There is no unsustainable imbalance in international capital flows.  And, I doubt if low real interest rates reflect any great stagnation, beyond some changes in production growth coming from fluctuations in the working population.  Stable total returns to corporate assets suggest that we don't have secular stagnation.  Low risk free interest rates are related to the foreign capital trade and diversification of human capital, which are both products of a productive, growing, and hopeful world economy.




PS: I neglected to mention in yesterday's post the thought I had first had in one of the inequality posts that I linked to yesterday.  It so happens that we do have some housing taxation policies that might make sense in this human capital framework.  If we think of redistribution in terms of the illiquidity of human capital, we would want to subsidize the formation of human capital.  But, since outcomes of human capital can't be diversified, and are highly variable, we would want to tax earned human capital.

There are four main tax policies in home ownership. (1) Property taxes, (2) mortgage tax deduction, (3) capital gains exemptions, and (4) nontaxability of imputed rent.

In yesterday's post, I described mortgages as a shadow of future expected returns to human capital.  The Mortgage tax deduction is a subsidy of expected future human capital.  So, in this framework of thinking about housing and human capital, the mortgage tax deduction would encourage the development of future human capital.

I described home equity as a shadow of earned human capital.  Property taxes, then, are a tax on earned human capital.

The combination of high property taxes and a mortgage tax deduction would create a sort of public diversification of human capital by redistributing gains away from those who are fortunate enough to have had high returns to human capital.

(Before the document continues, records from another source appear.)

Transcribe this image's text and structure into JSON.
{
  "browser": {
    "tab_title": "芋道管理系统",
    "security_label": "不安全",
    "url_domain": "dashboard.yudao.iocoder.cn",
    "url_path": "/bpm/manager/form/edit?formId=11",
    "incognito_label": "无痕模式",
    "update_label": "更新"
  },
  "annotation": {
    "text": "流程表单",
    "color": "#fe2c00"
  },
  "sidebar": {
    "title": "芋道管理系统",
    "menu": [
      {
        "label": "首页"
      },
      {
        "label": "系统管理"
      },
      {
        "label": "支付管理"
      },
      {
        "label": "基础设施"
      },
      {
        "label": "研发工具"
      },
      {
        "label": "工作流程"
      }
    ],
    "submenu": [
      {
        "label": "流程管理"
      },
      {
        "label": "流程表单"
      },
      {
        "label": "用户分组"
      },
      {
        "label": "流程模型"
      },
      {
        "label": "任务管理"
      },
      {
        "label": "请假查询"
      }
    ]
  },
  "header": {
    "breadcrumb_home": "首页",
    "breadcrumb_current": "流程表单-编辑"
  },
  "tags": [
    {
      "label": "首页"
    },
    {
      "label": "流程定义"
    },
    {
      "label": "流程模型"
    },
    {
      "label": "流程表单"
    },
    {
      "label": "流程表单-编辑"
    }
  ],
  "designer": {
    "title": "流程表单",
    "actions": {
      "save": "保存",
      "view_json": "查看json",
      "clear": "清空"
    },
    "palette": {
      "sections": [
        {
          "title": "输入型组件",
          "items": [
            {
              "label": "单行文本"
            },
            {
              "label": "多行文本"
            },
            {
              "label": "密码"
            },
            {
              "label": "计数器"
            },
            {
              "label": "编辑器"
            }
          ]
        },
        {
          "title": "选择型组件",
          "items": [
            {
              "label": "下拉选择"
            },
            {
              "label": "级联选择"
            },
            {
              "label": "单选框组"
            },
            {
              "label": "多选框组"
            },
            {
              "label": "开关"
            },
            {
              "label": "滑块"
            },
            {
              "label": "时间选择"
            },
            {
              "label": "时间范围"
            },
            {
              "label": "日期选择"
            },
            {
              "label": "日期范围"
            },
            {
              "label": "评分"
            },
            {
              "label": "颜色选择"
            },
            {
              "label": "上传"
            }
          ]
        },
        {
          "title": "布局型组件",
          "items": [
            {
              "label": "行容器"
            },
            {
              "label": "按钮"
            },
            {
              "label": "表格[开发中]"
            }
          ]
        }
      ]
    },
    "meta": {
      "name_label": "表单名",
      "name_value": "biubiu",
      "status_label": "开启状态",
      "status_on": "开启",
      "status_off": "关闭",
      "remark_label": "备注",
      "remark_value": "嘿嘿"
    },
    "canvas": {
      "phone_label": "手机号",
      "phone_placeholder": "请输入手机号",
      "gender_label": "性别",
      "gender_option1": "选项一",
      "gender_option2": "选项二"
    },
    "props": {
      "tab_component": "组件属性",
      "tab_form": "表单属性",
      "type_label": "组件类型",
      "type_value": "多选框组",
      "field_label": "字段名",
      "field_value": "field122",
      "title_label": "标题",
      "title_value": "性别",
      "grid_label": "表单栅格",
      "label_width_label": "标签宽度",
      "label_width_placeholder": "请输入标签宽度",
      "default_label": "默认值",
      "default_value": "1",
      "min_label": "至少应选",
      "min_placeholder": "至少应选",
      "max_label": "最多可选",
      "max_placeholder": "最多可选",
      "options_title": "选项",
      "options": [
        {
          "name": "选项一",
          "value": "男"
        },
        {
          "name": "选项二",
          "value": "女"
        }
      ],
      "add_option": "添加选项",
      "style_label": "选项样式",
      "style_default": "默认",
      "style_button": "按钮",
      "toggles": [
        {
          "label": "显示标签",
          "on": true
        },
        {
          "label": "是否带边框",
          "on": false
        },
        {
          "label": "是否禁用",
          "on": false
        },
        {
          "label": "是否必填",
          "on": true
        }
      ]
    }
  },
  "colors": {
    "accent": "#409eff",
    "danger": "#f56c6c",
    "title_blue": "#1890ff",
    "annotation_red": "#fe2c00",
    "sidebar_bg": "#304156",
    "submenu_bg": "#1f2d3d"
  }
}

The capital gains exemption and nontaxability of imputed rent are large subsidies to home equity, so these are highly regressive policies, giving even higher gains to those who won the human capital lottery (receiving higher returns than they had expected).  These would most effectively be eliminated by eliminating corporate and capital taxes.  Since some arguably large portion of those taxes do not fall on the capital owners themselves, but are passed on proportionately to workers and consumers as prices and required returns equilibrate, the elimination of these taxes would eliminate these highly regressive real estate tax subsidies with little or no downside, even before factoring in international tax competitiveness.